Wednesday, 15 October 2014

Corporate Governance And Management Of Corporations

State corporate laws place the responsibility of managing the corporation upon its board of directors. The primary advantage of the corporate form of business is that it enables shareholders to share in the benefits, while at the same time limiting their personal liability.

State corporate laws generally provide 2 important protections for the board in managing the daily affairs of the corporation.

The first is the benefit of ‘business judgment presumption’. In the event of litigation arising out of a business decision, the court will assume that the directors of a corporation acted on an informed basis, in good faith, and in the honest belief that the action taken was in the best interests of the corporation. Essentially, this means that the court will trust and uphold the decision of the board, unless the plaintiff to the suit is able to prove that the directors were grossly negligent in keeping themselves informed of all material facts.

The second protection provided to the board is known as ‘demand futility’. The principle of demand futility exists to protect the central importance of the Board in the management of the corporation and to prevent meritless lawsuits. Demand futility acts as a safety valve, allowing only the right level of policing.

For instance when a shareholder intends to file a derivative shareholder suit for and against the corporation, the shareholder needs to make a claim/demand upon the directors to prosecurte the claim, or alternatively show why a demand was not made (‘demand was futile’). When a shareholder makes a claim against a corporation which is accepted by the board, then the litigation regarding the claim is controlled by the board.

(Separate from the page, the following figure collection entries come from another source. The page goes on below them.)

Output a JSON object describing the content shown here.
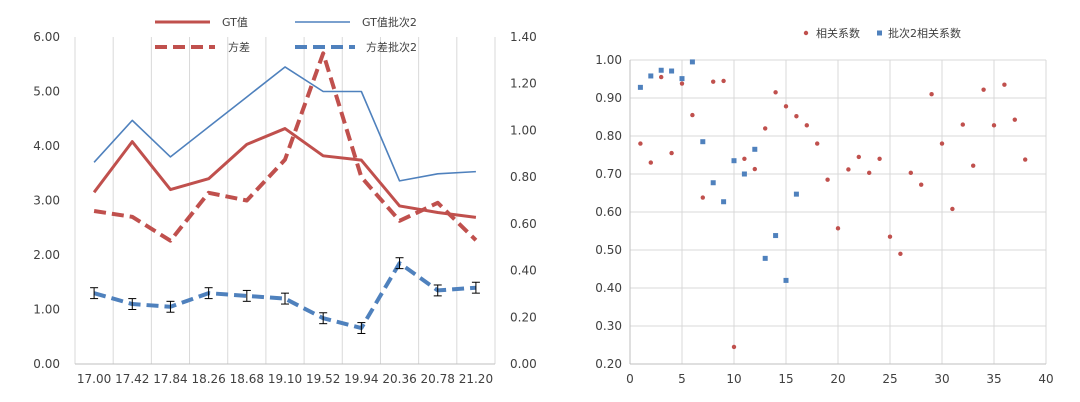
{
  "colors": {
    "red": "#c0504d",
    "blue": "#4f81bd",
    "grid": "#d9d9d9",
    "axis": "#bfbfbf"
  },
  "chart_data": [
    {
      "type": "line",
      "x_categories": [
        "17.00",
        "17.42",
        "17.84",
        "18.26",
        "18.68",
        "19.10",
        "19.52",
        "19.94",
        "20.36",
        "20.78",
        "21.20"
      ],
      "y_left_ticks": [
        "0.00",
        "1.00",
        "2.00",
        "3.00",
        "4.00",
        "5.00",
        "6.00"
      ],
      "y_right_ticks": [
        "0.00",
        "0.20",
        "0.40",
        "0.60",
        "0.80",
        "1.00",
        "1.20",
        "1.40"
      ],
      "ylim_left": [
        0,
        6
      ],
      "ylim_right": [
        0,
        1.4
      ],
      "legend": {
        "gt": "GT值",
        "gt2": "GT值批次2",
        "var": "方差",
        "var2": "方差批次2"
      },
      "series": [
        {
          "key": "gt",
          "name": "GT值",
          "axis": "left",
          "style": "solid",
          "color": "#c0504d",
          "x": [
            17.0,
            17.42,
            17.84,
            18.26,
            18.68,
            19.1,
            19.52,
            19.94,
            20.36,
            20.78,
            21.2
          ],
          "values": [
            3.15,
            4.08,
            3.2,
            3.4,
            4.03,
            4.32,
            3.82,
            3.74,
            2.9,
            2.78,
            2.69
          ]
        },
        {
          "key": "gt2",
          "name": "GT值批次2",
          "axis": "left",
          "style": "solid-thin",
          "color": "#4f81bd",
          "x": [
            17.0,
            17.42,
            17.84,
            18.26,
            18.68,
            19.1,
            19.52,
            19.94,
            20.36,
            20.78,
            21.2
          ],
          "values": [
            3.7,
            4.47,
            3.8,
            4.35,
            4.9,
            5.45,
            5.0,
            5.0,
            3.36,
            3.49,
            3.53
          ]
        },
        {
          "key": "var",
          "name": "方差",
          "axis": "right",
          "style": "dashed",
          "color": "#c0504d",
          "x": [
            17.0,
            17.42,
            17.84,
            18.26,
            18.68,
            19.1,
            19.52,
            19.94,
            20.36,
            20.78,
            21.2
          ],
          "values": [
            0.655,
            0.63,
            0.528,
            0.733,
            0.7,
            0.875,
            1.33,
            0.8,
            0.613,
            0.69,
            0.53
          ]
        },
        {
          "key": "var2",
          "name": "方差批次2",
          "axis": "left",
          "style": "dashed",
          "color": "#4f81bd",
          "x": [
            17.0,
            17.42,
            17.84,
            18.26,
            18.68,
            19.1,
            19.52,
            19.94,
            20.36,
            20.78,
            21.2
          ],
          "values": [
            1.3,
            1.1,
            1.05,
            1.3,
            1.25,
            1.2,
            0.84,
            0.66,
            1.85,
            1.35,
            1.4
          ],
          "errors": [
            0.1,
            0.1,
            0.1,
            0.1,
            0.1,
            0.1,
            0.1,
            0.1,
            0.1,
            0.1,
            0.1
          ]
        }
      ]
    },
    {
      "type": "scatter",
      "xlim": [
        0,
        40
      ],
      "ylim": [
        0.2,
        1.0
      ],
      "x_ticks": [
        "0",
        "5",
        "10",
        "15",
        "20",
        "25",
        "30",
        "35",
        "40"
      ],
      "y_ticks": [
        "0.20",
        "0.30",
        "0.40",
        "0.50",
        "0.60",
        "0.70",
        "0.80",
        "0.90",
        "1.00"
      ],
      "legend": {
        "s1": "相关系数",
        "s2": "批次2相关系数"
      },
      "series": [
        {
          "key": "s1",
          "name": "相关系数",
          "marker": "circle",
          "color": "#c0504d",
          "x": [
            1,
            2,
            3,
            4,
            5,
            6,
            7,
            8,
            9,
            10,
            11,
            12,
            13,
            14,
            15,
            16,
            17,
            18,
            19,
            20,
            21,
            22,
            23,
            24,
            25,
            26,
            27,
            28,
            29,
            30,
            31,
            32,
            33,
            34,
            35,
            36,
            37,
            38
          ],
          "y": [
            0.78,
            0.73,
            0.955,
            0.755,
            0.938,
            0.855,
            0.638,
            0.943,
            0.945,
            0.245,
            0.74,
            0.713,
            0.82,
            0.915,
            0.878,
            0.852,
            0.828,
            0.78,
            0.685,
            0.557,
            0.712,
            0.745,
            0.703,
            0.74,
            0.535,
            0.49,
            0.703,
            0.672,
            0.91,
            0.78,
            0.608,
            0.83,
            0.722,
            0.922,
            0.828,
            0.935,
            0.843,
            0.738
          ]
        },
        {
          "key": "s2",
          "name": "批次2相关系数",
          "marker": "square",
          "color": "#4f81bd",
          "x": [
            1,
            2,
            3,
            4,
            5,
            6,
            7,
            8,
            9,
            10,
            11,
            12,
            13,
            14,
            15,
            16
          ],
          "y": [
            0.928,
            0.958,
            0.973,
            0.971,
            0.951,
            0.995,
            0.785,
            0.677,
            0.627,
            0.735,
            0.7,
            0.765,
            0.478,
            0.538,
            0.42,
            0.647
          ]
        }
      ]
    }
  ]
}
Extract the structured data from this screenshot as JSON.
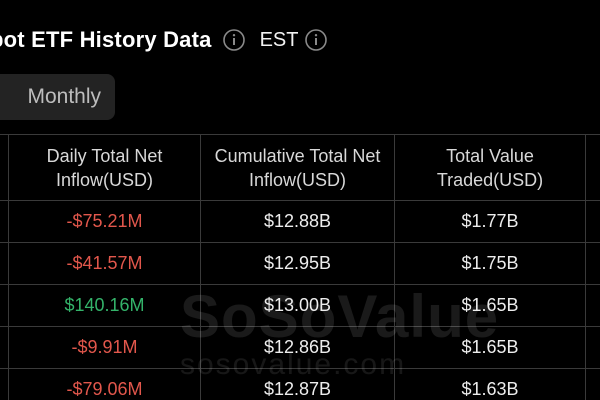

Alternatively, a shareholder can claim that demand was futile, if he can prove that at the time of filing of the suit, the board could not have acted impartially upon the demand. Thus, if the majority of the directors were interested in the transaction sought to be litigated, then it could be argued that the board could not have acted impartially upon the demand.

There are some situations where federal regulation provides shareholders with an advisory vote in addition to corporate law and the corporation’s documents. For e.g., the new ‘Say on Pay’ rules require public companies to provide shareholders with an advisory vote regarding the compensation of its most highly-compensated executives. Advisory votes are important because they give shareholders a chance to voice their opinion. Although these votes are beneficial in maintaining a healthy dialogue between the corporation and its shareholders, the corporation can still choose to ignore the shareholders vote if it believes that an alternate proposal is in the best interests of the corporation.

A certain degree of tension and conflict between the shareholders and the management is healthy, and would encourage good governance of the corporation. However, for the peaceful functioning of the corporation, it is necessary that a delicate balance between these (sometimes conflicting) interests be preserved. The board is and should be the final word on management and governance of the corporation – the purpose of a corporate enterprise is passive investment by shareholders while the management runs the show. However, boards need to keep in mind that shareholders have legitimate interests in the governance of the corporation and should be provided with some kind of mechanism to express their concerns to the board. This could be achieved by encouraging shareholders proposals or by providing shareholders with greater voting rights. A corporation that does not adequately address shareholder concerns could open itself up to a host of problems, including proxy battles, hostile acquisitions, or poor stock performance.